I would have included Two California Plaza in the list... (the one on the left)









http://en.wikipedia.org/wiki/Two_California_Plaza


----------



## MoreOrLess (Feb 17, 2005)

Archaean said:


> A lot of them look old and outdated. *Petronas *and Shun Hing look like they couldve been built in the 80s. The Yokohama tower almost looks like something out of 1977. The Bank of China building and the German ones look good though. The Chicago ones arent bad either.
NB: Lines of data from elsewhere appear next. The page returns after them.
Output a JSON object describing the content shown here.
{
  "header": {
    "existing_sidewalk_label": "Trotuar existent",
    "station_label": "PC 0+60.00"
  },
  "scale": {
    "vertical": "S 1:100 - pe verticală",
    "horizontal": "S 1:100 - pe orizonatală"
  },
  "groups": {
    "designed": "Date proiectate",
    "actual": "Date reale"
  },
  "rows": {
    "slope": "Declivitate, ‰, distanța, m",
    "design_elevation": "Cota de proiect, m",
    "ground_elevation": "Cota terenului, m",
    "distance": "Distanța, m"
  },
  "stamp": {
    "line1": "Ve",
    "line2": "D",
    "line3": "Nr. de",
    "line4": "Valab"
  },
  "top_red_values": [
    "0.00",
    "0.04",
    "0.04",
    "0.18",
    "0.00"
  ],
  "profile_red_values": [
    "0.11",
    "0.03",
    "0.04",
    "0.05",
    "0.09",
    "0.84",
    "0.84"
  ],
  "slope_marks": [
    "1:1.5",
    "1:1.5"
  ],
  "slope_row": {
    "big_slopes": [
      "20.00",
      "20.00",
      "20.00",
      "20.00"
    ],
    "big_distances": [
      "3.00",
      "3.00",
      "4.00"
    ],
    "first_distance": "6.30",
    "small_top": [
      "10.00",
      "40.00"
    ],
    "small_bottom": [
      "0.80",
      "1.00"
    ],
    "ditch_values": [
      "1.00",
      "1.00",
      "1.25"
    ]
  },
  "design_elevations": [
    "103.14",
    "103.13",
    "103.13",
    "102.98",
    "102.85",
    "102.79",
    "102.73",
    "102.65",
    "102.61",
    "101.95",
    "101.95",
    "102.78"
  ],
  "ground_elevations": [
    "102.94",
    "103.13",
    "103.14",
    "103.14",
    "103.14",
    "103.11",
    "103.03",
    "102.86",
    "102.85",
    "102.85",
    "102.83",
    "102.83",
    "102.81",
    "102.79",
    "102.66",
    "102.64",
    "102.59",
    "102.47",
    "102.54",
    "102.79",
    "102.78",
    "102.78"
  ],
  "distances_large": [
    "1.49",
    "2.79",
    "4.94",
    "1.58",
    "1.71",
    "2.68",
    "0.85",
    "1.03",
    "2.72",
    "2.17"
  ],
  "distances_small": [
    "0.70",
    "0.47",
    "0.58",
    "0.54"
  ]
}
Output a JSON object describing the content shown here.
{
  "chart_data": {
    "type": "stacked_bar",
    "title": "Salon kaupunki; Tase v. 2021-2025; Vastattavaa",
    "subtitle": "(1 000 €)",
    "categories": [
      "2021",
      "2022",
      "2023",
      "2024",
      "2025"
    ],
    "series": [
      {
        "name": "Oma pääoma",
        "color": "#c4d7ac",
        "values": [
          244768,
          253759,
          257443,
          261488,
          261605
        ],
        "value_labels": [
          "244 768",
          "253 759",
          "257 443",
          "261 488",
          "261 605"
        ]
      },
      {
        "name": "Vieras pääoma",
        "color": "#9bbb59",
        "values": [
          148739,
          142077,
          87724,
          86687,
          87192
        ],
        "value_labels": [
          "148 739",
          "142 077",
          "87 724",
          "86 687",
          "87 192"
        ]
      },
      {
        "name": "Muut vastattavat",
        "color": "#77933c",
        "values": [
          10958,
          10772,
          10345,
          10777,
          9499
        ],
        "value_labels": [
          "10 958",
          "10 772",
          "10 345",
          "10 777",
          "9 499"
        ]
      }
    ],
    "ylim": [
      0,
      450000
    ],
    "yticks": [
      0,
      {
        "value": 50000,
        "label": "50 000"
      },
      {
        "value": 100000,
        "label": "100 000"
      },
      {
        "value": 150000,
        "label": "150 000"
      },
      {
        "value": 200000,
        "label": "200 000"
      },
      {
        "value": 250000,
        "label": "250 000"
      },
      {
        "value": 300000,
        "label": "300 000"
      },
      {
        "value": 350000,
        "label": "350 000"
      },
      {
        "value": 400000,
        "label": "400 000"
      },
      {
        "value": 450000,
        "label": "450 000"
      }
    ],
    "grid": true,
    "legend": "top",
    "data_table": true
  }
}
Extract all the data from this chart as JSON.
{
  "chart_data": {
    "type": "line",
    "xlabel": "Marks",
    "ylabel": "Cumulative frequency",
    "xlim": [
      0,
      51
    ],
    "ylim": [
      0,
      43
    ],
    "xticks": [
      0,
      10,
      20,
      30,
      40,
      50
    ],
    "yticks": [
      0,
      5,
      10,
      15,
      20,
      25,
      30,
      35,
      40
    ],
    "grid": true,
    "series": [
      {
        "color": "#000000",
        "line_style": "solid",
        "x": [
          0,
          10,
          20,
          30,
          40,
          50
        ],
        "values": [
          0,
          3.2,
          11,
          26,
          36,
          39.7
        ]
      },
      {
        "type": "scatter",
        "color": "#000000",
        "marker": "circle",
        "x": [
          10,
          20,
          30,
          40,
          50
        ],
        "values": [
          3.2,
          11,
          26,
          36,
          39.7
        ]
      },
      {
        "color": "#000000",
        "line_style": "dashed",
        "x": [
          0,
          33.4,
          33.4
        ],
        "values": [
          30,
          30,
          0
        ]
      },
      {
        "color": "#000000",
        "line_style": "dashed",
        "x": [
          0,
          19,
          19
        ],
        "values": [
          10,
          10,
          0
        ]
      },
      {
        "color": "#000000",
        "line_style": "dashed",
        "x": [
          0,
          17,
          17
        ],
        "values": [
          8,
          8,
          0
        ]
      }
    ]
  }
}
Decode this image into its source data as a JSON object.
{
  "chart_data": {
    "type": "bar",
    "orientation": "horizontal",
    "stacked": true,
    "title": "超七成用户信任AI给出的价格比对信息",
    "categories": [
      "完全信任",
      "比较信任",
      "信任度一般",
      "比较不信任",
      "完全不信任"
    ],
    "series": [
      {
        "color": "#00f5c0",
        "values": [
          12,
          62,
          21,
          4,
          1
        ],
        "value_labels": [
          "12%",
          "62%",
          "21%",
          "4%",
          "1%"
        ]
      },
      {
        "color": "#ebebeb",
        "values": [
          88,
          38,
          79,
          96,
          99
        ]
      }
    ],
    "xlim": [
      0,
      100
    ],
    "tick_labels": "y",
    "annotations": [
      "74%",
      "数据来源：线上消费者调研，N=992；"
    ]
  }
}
I'd say the Petronas and Jin Mao are some of the few "post modern spire" designs that still hold up, alot of the rest look like half assed relics from some midwestern US state capital in the 80's.


----------



## PDH (Apr 23, 2007)

101 Collins Street - Has to most decadent 90's Ground floor of any building I know, I will post a picture when I find one.


----------



## tim1807 (May 28, 2011)

^^ You mean this?


----------



## PDH (Apr 23, 2007)

Oh Boy Tim, your forcing me to make my 2nd Post in 6 Years, not sure how to insert photos, but here is a link to a photographers web page who has taken photos of the ground floor entry, hope you enjoy them

http://www.jaredrevell.com.au/blog/?p=922

Peter


----------



## L.A.F.2. (Jun 26, 2012)

Jin Mao, BOC, and the Center stuck out among Asian ones for me. Petronas are nice as well. Commerzbank is lovely for Frankfurt along with Messeturm. All the American ones are classy. Some of the best ever and some of the worst ever all in a tangled mess known as the '90s. I'd put Conde Nast as number 1 for me, though. I know it's in section 2, but it deserved a mention. :cheers:


----------



## mecanico242 (Jan 5, 2008)

Bank of China :rock:


----------



## ThatOneGuy (Jan 13, 2012)

The best 90s skyscraper, the Reliance Building in Chicago








:troll:


----------



## L.A.F.2. (Jun 26, 2012)

:rofl:


----------